Он обезоруживающе улыбнулся.
— По правде? Скорее да, чем нет. У нас много вопросов к мастеру Кану, но, очевидно, он был гением, который одним из первых в истории нашего мира совершил межмировое путешествие, будучи человеком. Нам известны иные случаи, но те включают божественное вмешательство. Здесь… Позволить мальчику просто так сгнить было бы потерей для магической науки.
— Что же. При условии, что вы гарантируете человеческое обращение с ним…
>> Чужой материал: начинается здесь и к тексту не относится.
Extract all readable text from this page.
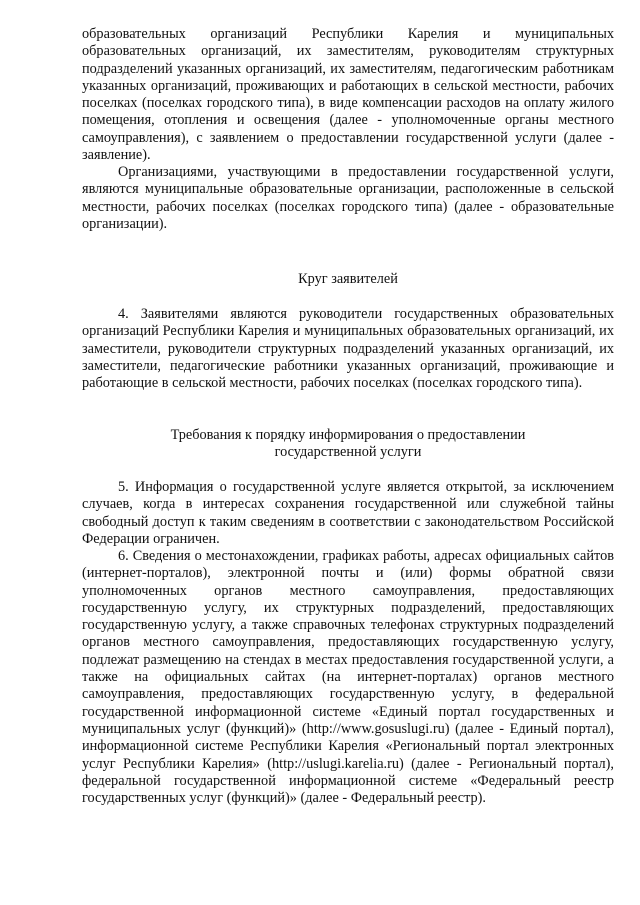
образовательных организаций Республики Карелия и муниципальных образовательных организаций, их заместителям, руководителям структурных подразделений указанных организаций, их заместителям, педагогическим работникам указанных организаций, проживающих и работающих в сельской местности, рабочих поселках (поселках городского типа), в виде компенсации расходов на оплату жилого помещения, отопления и освещения (далее - уполномоченные органы местного самоуправления), с заявлением о предоставлении государственной услуги (далее - заявление).

Организациями, участвующими в предоставлении государственной услуги, являются муниципальные образовательные организации, расположенные в сельской местности, рабочих поселках (поселках городского типа) (далее - образовательные организации).

Круг заявителей

4. Заявителями являются руководители государственных образовательных организаций Республики Карелия и муниципальных образовательных организаций, их заместители, руководители структурных подразделений указанных организаций, их заместители, педагогические работники указанных организаций, проживающие и работающие в сельской местности, рабочих поселках (поселках городского типа).

Требования к порядку информирования о предоставлении
государственной услуги

5. Информация о государственной услуге является открытой, за исключением случаев, когда в интересах сохранения государственной или служебной тайны свободный доступ к таким сведениям в соответствии с законодательством Российской Федерации ограничен.

6. Сведения о местонахождении, графиках работы, адресах официальных сайтов (интернет-порталов), электронной почты и (или) формы обратной связи уполномоченных органов местного самоуправления, предоставляющих государственную услугу, их структурных подразделений, предоставляющих государственную услугу, а также справочных телефонах структурных подразделений органов местного самоуправления, предоставляющих государственную услугу, подлежат размещению на стендах в местах предоставления государственной услуги, а также на официальных сайтах (на интернет-порталах) органов местного самоуправления, предоставляющих государственную услугу, в федеральной государственной информационной системе «Единый портал государственных и муниципальных услуг (функций)» (http://www.gosuslugi.ru) (далее - Единый портал), информационной системе Республики Карелия «Региональный портал электронных услуг Республики Карелия» (http://uslugi.karelia.ru) (далее - Региональный портал), федеральной государственной информационной системе «Федеральный реестр государственных услуг (функций)» (далее - Федеральный реестр).
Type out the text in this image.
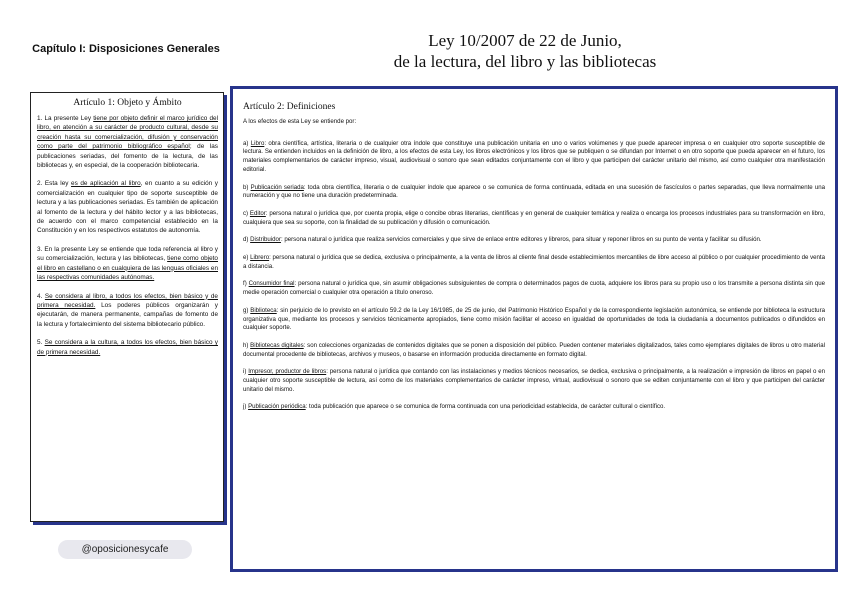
Capítulo I: Disposiciones Generales	Ley 10/2007 de 22 de Junio,
de la lectura, del libro y las bibliotecas
Artículo 1: Objeto y Ámbito

1. La presente Ley tiene por objeto definir el marco jurídico del libro, en atención a su carácter de producto cultural, desde su creación hasta su comercialización, difusión y conservación como parte del patrimonio bibliográfico español; de las publicaciones seriadas, del fomento de la lectura, de las bibliotecas y, en especial, de la cooperación bibliotecaria.

2. Esta ley es de aplicación al libro, en cuanto a su edición y comercialización en cualquier tipo de soporte susceptible de lectura y a las publicaciones seriadas. Es también de aplicación al fomento de la lectura y del hábito lector y a las bibliotecas, de acuerdo con el marco competencial establecido en la Constitución y en los respectivos estatutos de autonomía.

3. En la presente Ley se entiende que toda referencia al libro y su comercialización, lectura y las bibliotecas, tiene como objeto el libro en castellano o en cualquiera de las lenguas oficiales en las respectivas comunidades autónomas.

4. Se considera al libro, a todos los efectos, bien básico y de primera necesidad. Los poderes públicos organizarán y ejecutarán, de manera permanente, campañas de fomento de la lectura y fortalecimiento del sistema bibliotecario público.

5. Se considera a la cultura, a todos los efectos, bien básico y de primera necesidad.

@oposicionesycafe
Artículo 2: Definiciones

A los efectos de esta Ley se entiende por:

a) Libro: obra científica, artística, literaria o de cualquier otra índole que constituye una publicación unitaria en uno o varios volúmenes y que puede aparecer impresa o en cualquier otro soporte susceptible de lectura. Se entienden incluidos en la definición de libro, a los efectos de esta Ley, los libros electrónicos y los libros que se publiquen o se difundan por Internet o en otro soporte que pueda aparecer en el futuro, los materiales complementarios de carácter impreso, visual, audiovisual o sonoro que sean editados conjuntamente con el libro y que participen del carácter unitario del mismo, así como cualquier otra manifestación editorial.

b) Publicación seriada: toda obra científica, literaria o de cualquier índole que aparece o se comunica de forma continuada, editada en una sucesión de fascículos o partes separadas, que lleva normalmente una numeración y que no tiene una duración predeterminada.

c) Editor: persona natural o jurídica que, por cuenta propia, elige o concibe obras literarias, científicas y en general de cualquier temática y realiza o encarga los procesos industriales para su transformación en libro, cualquiera que sea su soporte, con la finalidad de su publicación y difusión o comunicación.

d) Distribuidor: persona natural o jurídica que realiza servicios comerciales y que sirve de enlace entre editores y libreros, para situar y reponer libros en su punto de venta y facilitar su difusión.

e) Librero: persona natural o jurídica que se dedica, exclusiva o principalmente, a la venta de libros al cliente final desde establecimientos mercantiles de libre acceso al público o por cualquier procedimiento de venta a distancia.

f) Consumidor final: persona natural o jurídica que, sin asumir obligaciones subsiguientes de compra o determinados pagos de cuota, adquiere los libros para su propio uso o los transmite a persona distinta sin que medie operación comercial o cualquier otra operación a título oneroso.

g) Biblioteca: sin perjuicio de lo previsto en el artículo 59.2 de la Ley 16/1985, de 25 de junio, del Patrimonio Histórico Español y de la correspondiente legislación autonómica, se entiende por biblioteca la estructura organizativa que, mediante los procesos y servicios técnicamente apropiados, tiene como misión facilitar el acceso en igualdad de oportunidades de toda la ciudadanía a documentos publicados o difundidos en cualquier soporte.

h) Bibliotecas digitales: son colecciones organizadas de contenidos digitales que se ponen a disposición del público. Pueden contener materiales digitalizados, tales como ejemplares digitales de libros u otro material documental procedente de bibliotecas, archivos y museos, o basarse en información producida directamente en formato digital.

i) Impresor, productor de libros: persona natural o jurídica que contando con las instalaciones y medios técnicos necesarios, se dedica, exclusiva o principalmente, a la realización e impresión de libros en papel o en cualquier otro soporte susceptible de lectura, así como de los materiales complementarios de carácter impreso, virtual, audiovisual o sonoro que se editen conjuntamente con el libro y que participen del carácter unitario del mismo.

j) Publicación periódica: toda publicación que aparece o se comunica de forma continuada con una periodicidad establecida, de carácter cultural o científico.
— Это само собой разумеется, моя леди. На самом деле, в наших интересах восстановить его разум настолько, насколько будет возможно.
— …и при условии, что новая хозяйка Башни согласится отдать его, я не вижу проблемы.
— Очень хорошо, — кивнул мастер Мин. — Тогда я навещу её и спрошу.
Я кивнула и махнула рукой.
— Отлично. После, я думаю, вам стоит вернуться в свой орден: у нас, верите или нет, довольно много дел.
— Верю, — поклонился мастер Мин. — После того, как этот вопрос будет улажен, я постараюсь вернуться и помочь вам… с делами.
Я задумчиво посмотрела ему вслед, прикидывая, была это угроза или всё же нет.
Ладно, что уж там… Если уж я внезапно стала основателем пути туриста, полагаю, мне стоит вернуться к его первому правилу.
И не заморачиваться!
Отступление 2. О границе света и тени
По ночам в больнице обычно тихо.
Тех, вокруг кого может быть громко, увозили в другое крыло, чтобы не мешать ночными тревогами старожилам вроде нас. Иногда они возвращались, но чаще…
Все мы знали, чем для большинства из нас дело кончится. И наши родители. И врачи тоже.
Помню, это знание висело в воздухе, и до сих пор иногда это ощущение ко мне возвращается.
Иногда меня раздражает, что мой личный мир снов принимает именно это обличье. Снова и снова я возвращаюсь сюда, и ничего не могу с этим поделать. Понятно, что потом можно воспользоваться любой из дверей, чтобы перейти в другой сон или даже, совсем ненадолго, мир, но всё же…
Всё же меня злит неизбежность возвращения.
Как там говаривал лорд Баел? “Отличительная особенность персонального ада — неизбежность возвращения. Все дороги будут вести туда”, если я правильно помню цитату.
Знаю, что, как любое другое разумное существо, я сам строю свою тюрьму; знаю, что мне по должности положено научиться с ней справляться. И наставники из Вершин, и странствующий мастер Долон, и леди Ренита сошлись бы в одном: с теми силами и вопросами, в игру с которыми я вовлечён, у меня нет права на такого рода слабости. По идее, я уже не должен иметь никаких…
Но вот он я, пророк-фальшивка, мамкин мироспаситель. Самому смешно… Но проблема только в том, что, кроме меня, кандидатов на эту должность нет.
— Никакая ты не фальшивка, не придумывай, — услышал я высокий и ломкий голос, знакомый до последней ноты. — Если уж ты фальшивка, то я вообще не знаю, кто тогда настоящий.
Я повернулся к ней.
Знаю, что для неё в том мире уже прошло много лет, а может, даже тысячелетий — хотя едва ли этот опыт можно сравнить хоть с чем-то, понятным человеку. Возможно, это немного похоже на те годы, которые я провёл во сне, играясь в мастера Лина: опыт вроде и есть, но в то же время не совсем.
Знаю, что она больше не выглядит, как человек, и не несёт в себе слабостей натуры человеческой. Знаю, что, если как-то описывать её, то она — переплетение золотистых нитей, сияющих мягким светом.
И всё же, в моих снах она всегда является такой, какой я её видел в последний раз: тощей девчонкой лет четырнадцати от роду, с глубокими тенями под глазами, пергаментной кожей и болезненной улыбкой. Серая больничная пижама завершает образ.
Никогда не понимал, почему больничную фирменную одежду делают такой. Чтобы измождённые люди казались ещё измождённее? Чтобы светло-серые пижамы терялись на фоне грязно-белых стен? В чём тайный смысл этоого дизайна, кто бы мне объяснил?
— Ты сам придаёшь мне форму, — сказала она, — твоё сознание всего лишь пытается как-то систематизировать меня, свести до привычной тебе материи. Так это обычно и бывает во время общения с существами вроде меня, сам знаешь. Но это не отменяет того, что мы находимся внутри твоего пространства. Хочешь дать мне другое лицо — дай. Хочешь избавиться от белого и серого — добавь цвета. Что ты думаешь об оранжевых пижамах? Или, например, ярко-жёлтых?
— Это проще сказать, чем сделать… Для меня. Я всё ещё это не контролирую.
— Возможно. Но на деле мне кажется, что ты скорее не можешь преодолеть рубеж осознания того, что ты всё уже контролируешь. Ничего, тут нет причин для печали. Это придёт позже.